Abschiebungshaftverfahren: Androhung der Abschiebung als Rückkehrentscheidung; Vorliegen der Abschiebungsandrohung im Zeitpunkt der Sicherungshaftanordnung; Darlegung der Abschiebungsvoraussetzungen im Haftantrag


Leitsatz

1. Die Androhung der Abschiebung enthält die nach der Richtlinie 2008/115/EG (Rückführungsrichtlinie) erforderliche Rückkehrentscheidung.

2a. Eine nach § 59 AufenthG erforderliche Abschiebungsandrohung muss im Zeitpunkt der Sicherungshaftanordnung vorliegen. Die Absicht der Ausländerbehörde, sie demnächst zu erlassen, reicht nicht aus.
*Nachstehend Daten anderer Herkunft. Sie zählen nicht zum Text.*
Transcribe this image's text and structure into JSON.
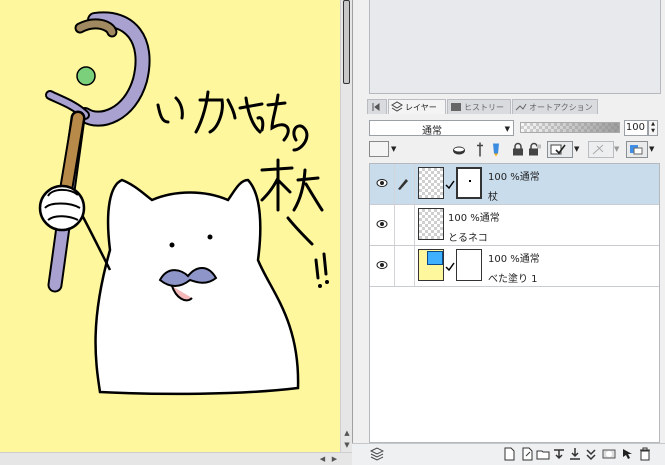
{
  "canvas": {
    "handwritten_text": "いかずちの杖ー!!"
  },
  "tabs": [
    {
      "label": "レイヤー",
      "icon": "layer-stack-icon",
      "active": true
    },
    {
      "label": "ヒストリー",
      "icon": "history-icon",
      "active": false
    },
    {
      "label": "オートアクション",
      "icon": "auto-action-icon",
      "active": false
    }
  ],
  "blend_mode": {
    "value": "通常"
  },
  "opacity": {
    "value": "100"
  },
  "layers": [
    {
      "line1": "100 %通常",
      "line2": "杖",
      "selected": true,
      "visible": true
    },
    {
      "line1": "100 %通常",
      "line2": "とるネコ",
      "selected": false,
      "visible": true
    },
    {
      "line1": "100 %通常",
      "line2": "べた塗り 1",
      "selected": false,
      "visible": true
    }
  ],
  "colors": {
    "canvas_bg": "#fff79e",
    "staff": "#a9a2d0",
    "staff_grip": "#b88a4a",
    "orb": "#7bd07b",
    "mustache": "#8e96c9",
    "selected_row": "#c9dcec",
    "fill_layer_yellow": "#fff79e",
    "fill_layer_blue": "#3fb0ff"
  }
}
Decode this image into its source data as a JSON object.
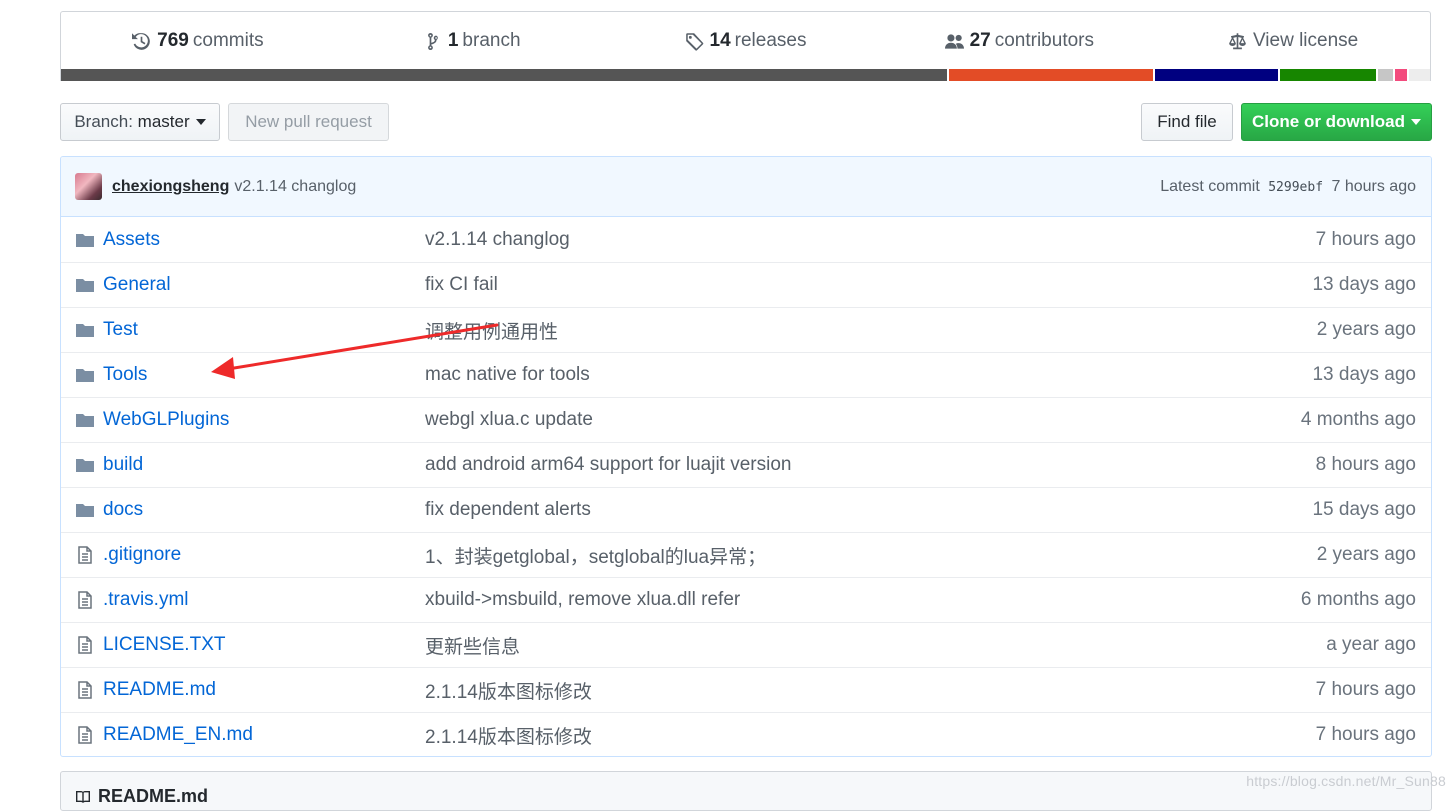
{
  "stats": {
    "commits": {
      "count": "769",
      "label": "commits"
    },
    "branches": {
      "count": "1",
      "label": "branch"
    },
    "releases": {
      "count": "14",
      "label": "releases"
    },
    "contributors": {
      "count": "27",
      "label": "contributors"
    },
    "license": {
      "label": "View license"
    }
  },
  "language_bar_colors": [
    "#555555",
    "#e34c26",
    "#000080",
    "#178600",
    "#c6c6c6",
    "#f34b7d",
    "#ededed"
  ],
  "toolbar": {
    "branch_label": "Branch:",
    "branch_value": "master",
    "new_pr_label": "New pull request",
    "find_file_label": "Find file",
    "clone_label": "Clone or download"
  },
  "latest_commit": {
    "author": "chexiongsheng",
    "message": "v2.1.14 changlog",
    "prefix": "Latest commit",
    "sha": "5299ebf",
    "age": "7 hours ago"
  },
  "files": [
    {
      "type": "folder",
      "name": "Assets",
      "message": "v2.1.14 changlog",
      "age": "7 hours ago"
    },
    {
      "type": "folder",
      "name": "General",
      "message": "fix CI fail",
      "age": "13 days ago"
    },
    {
      "type": "folder",
      "name": "Test",
      "message": "调整用例通用性",
      "age": "2 years ago"
    },
    {
      "type": "folder",
      "name": "Tools",
      "message": "mac native for tools",
      "age": "13 days ago"
    },
    {
      "type": "folder",
      "name": "WebGLPlugins",
      "message": "webgl xlua.c update",
      "age": "4 months ago"
    },
    {
      "type": "folder",
      "name": "build",
      "message": "add android arm64 support for luajit version",
      "age": "8 hours ago"
    },
    {
      "type": "folder",
      "name": "docs",
      "message": "fix dependent alerts",
      "age": "15 days ago"
    },
    {
      "type": "file",
      "name": ".gitignore",
      "message": "1、封装getglobal，setglobal的lua异常；",
      "age": "2 years ago"
    },
    {
      "type": "file",
      "name": ".travis.yml",
      "message": "xbuild->msbuild, remove xlua.dll refer",
      "age": "6 months ago"
    },
    {
      "type": "file",
      "name": "LICENSE.TXT",
      "message": "更新些信息",
      "age": "a year ago"
    },
    {
      "type": "file",
      "name": "README.md",
      "message": "2.1.14版本图标修改",
      "age": "7 hours ago"
    },
    {
      "type": "file",
      "name": "README_EN.md",
      "message": "2.1.14版本图标修改",
      "age": "7 hours ago"
    }
  ],
  "readme": {
    "title": "README.md"
  },
  "watermark": "https://blog.csdn.net/Mr_Sun88"
}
2b. Zu den in einem Antrag auf Anordnung von Sicherungshaft darzulegenden Abschiebungsvoraussetzungen gehört die Androhung der Abschiebung oder die Darlegung, dass eine solche ausnahmsweise entbehrlich ist (z.B. nach § 59 Abs. 1 Satz 3 AufenthG oder nach § 34a Abs. 1 Satz 3 AsylVfG).

Tenor

Auf die Rechtsbeschwerde des Betroffenen wird festgestellt, dass der Beschluss des [X.] vom 18. Januar 2012 ihn in seinen Rechten verletzt hat. Die weitergehende Rechtsbeschwerde wird zurückgewiesen.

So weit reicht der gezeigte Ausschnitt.